ISBN : 979-10-422-5821-4

Le code de la propriété intellectuelle n’autorisant aux termes des paragraphes 2 et 3 de l’article L.122-5, d’une part, que les copies ou reproductions strictement réservées à l’usage privé du copiste et non destinées à une utilisation collective et, d’autre part, sous réserve du nom de l’auteur et de la source, que les analyses et les courtes citations justifiées par le caractère critique, polémique, pédagogique, scientifique ou d’information, toute représentation ou reproduction intégrale ou partielle, faite sans le consentement de l’auteur ou de ses ayants droit ou ayants cause, est illicite (article L.122-4). Cette représentation ou reproduction, par quelque procédé que ce soit, constituerait donc une contrefaçon sanctionnée par les articles L.335-2 et suivants du Code de la propriété intellectuelle.

Présentation de la nouvelle

Il est écrit qu’au commencement, l’Éternel Dieu forma l’Homme de la poussière de la terre. Il souffla dans les narines de celui-ci le souffle de vie et l’Homme devint un Être vivant. L’on ne sait tout de même pas si cette poussière était trempée ou non.

Si déduction faites de ce que, cette vapeur qui s’éleva de la terre et arrosa toute la surface du sol ; la poussière, un des éléments constitutifs de la terre, aussi légère fut-elle, aurait été mélangée à de l’eau et il en résulta de la boue. Dès lors, ce souffle de vie, le Saint-Esprit ; l’Esprit de Vie qui s’accompagna de l’air ambiant ; institua dans l’ensemble une sorte d’homogénéité. D’où sortirent ces humains que nous sommes aujourd’hui ?

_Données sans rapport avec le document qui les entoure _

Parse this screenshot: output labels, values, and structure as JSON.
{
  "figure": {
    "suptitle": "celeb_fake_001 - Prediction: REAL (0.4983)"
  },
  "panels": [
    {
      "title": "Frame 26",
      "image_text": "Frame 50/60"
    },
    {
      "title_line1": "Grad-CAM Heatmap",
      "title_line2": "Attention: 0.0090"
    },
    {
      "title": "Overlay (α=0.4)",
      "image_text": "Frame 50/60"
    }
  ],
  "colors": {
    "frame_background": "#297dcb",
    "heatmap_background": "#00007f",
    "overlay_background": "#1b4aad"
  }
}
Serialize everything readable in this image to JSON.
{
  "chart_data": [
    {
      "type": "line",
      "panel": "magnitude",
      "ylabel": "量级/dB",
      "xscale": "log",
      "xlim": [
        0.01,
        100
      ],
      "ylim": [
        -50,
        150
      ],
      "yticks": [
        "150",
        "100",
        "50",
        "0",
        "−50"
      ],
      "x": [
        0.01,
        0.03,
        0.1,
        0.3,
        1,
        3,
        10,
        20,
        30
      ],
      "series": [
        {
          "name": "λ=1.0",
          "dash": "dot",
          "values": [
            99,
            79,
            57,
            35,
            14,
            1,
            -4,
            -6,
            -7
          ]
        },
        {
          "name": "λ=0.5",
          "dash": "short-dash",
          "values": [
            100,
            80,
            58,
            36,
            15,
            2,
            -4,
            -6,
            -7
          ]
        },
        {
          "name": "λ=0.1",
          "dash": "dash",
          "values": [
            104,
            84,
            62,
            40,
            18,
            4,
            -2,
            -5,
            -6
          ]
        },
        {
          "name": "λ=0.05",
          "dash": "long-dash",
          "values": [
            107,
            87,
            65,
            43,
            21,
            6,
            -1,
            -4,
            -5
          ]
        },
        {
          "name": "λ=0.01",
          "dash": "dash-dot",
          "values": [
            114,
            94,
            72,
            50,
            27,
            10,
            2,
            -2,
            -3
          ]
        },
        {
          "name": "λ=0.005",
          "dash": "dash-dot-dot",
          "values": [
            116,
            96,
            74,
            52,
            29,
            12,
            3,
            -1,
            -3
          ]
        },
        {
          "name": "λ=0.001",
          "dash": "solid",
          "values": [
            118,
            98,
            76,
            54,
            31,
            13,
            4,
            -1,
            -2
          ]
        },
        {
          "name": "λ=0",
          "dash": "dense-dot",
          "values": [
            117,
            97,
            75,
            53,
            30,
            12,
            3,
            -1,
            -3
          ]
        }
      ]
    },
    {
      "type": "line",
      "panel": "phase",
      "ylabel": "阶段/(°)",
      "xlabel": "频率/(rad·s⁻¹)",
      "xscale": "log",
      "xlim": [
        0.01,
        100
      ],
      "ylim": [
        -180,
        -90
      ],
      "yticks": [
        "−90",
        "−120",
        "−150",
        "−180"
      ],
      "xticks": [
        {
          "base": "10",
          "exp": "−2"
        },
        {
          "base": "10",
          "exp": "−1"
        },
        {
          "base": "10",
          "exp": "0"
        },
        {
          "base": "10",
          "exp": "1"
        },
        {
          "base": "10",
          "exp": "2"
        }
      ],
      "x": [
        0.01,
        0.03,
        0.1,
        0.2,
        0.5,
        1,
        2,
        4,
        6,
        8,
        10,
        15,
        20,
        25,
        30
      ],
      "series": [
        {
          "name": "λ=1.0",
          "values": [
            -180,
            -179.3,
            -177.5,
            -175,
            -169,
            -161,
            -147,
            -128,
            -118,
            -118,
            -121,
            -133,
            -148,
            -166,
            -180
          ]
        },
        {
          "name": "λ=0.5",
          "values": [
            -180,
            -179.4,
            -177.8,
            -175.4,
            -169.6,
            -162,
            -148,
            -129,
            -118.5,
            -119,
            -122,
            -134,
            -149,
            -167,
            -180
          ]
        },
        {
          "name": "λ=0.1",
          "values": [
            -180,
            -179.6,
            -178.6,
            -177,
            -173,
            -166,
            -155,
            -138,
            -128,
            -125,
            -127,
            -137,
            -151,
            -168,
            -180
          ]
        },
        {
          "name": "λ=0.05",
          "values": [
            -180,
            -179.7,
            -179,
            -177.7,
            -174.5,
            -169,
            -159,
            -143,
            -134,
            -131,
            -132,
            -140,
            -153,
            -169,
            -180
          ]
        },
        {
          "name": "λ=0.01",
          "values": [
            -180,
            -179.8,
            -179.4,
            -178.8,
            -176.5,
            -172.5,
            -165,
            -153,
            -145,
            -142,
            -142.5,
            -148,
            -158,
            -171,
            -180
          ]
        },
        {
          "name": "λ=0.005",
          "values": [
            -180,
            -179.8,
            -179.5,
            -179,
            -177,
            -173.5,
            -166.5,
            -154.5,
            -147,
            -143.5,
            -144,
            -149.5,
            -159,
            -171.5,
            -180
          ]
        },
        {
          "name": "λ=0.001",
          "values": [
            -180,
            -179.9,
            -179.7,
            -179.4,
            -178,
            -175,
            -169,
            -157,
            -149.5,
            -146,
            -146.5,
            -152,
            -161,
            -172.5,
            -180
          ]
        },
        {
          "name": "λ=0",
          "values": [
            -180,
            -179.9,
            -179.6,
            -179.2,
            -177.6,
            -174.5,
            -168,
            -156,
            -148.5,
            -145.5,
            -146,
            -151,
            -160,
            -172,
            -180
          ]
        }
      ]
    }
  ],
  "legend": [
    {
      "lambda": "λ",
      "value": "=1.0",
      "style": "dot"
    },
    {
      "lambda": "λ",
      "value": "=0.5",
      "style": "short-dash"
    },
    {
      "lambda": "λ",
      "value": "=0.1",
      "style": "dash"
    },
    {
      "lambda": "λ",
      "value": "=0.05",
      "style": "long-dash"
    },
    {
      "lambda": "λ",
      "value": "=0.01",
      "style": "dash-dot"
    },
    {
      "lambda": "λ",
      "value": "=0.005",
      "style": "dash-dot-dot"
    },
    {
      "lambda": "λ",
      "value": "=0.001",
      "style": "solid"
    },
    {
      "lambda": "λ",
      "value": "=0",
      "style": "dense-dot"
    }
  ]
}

Cependant, ce symbole de légèreté, propre à cet élément poussiéreux par rapport à d’autres matières, comme la boue, devint une fange en des moments inopportuns. Ces fentes, ces ombres, ces nuées ardentes et mygales, nodules de nos vies inassouvies. Nos ordures ; ce mélange gazeux que constitue l’atmosphère. Ignominies, abjections ; nos tares et avatars ; insatiable à satiété ! À nos actes manqués. Et puis, quoi encore ! Après nous, l’orage ! Avé Maria ! Bourbe !

Cela se déroule dans une bataille intérieure, parfois tout aussi extérieure, à laquelle nous sommes mal préparés. Selon la loi divine de l’Évangile, tirée de l’Ecclésiaste, chapitre 3, versets 16 à 20, la vie est remplie de défis et d’adversités, souvent plus que d’opportunités, âpres et difficiles. Elle est le reflet de la puissance qui naît de l’affrontement de nos deux entités constitutives, qui se heurtent au fond de notre âme, à l’image de Caïn et Abel. Et pourtant, de ce chaos naît un héritage, une transmission pour la génération suivante. C’est cela, la fange.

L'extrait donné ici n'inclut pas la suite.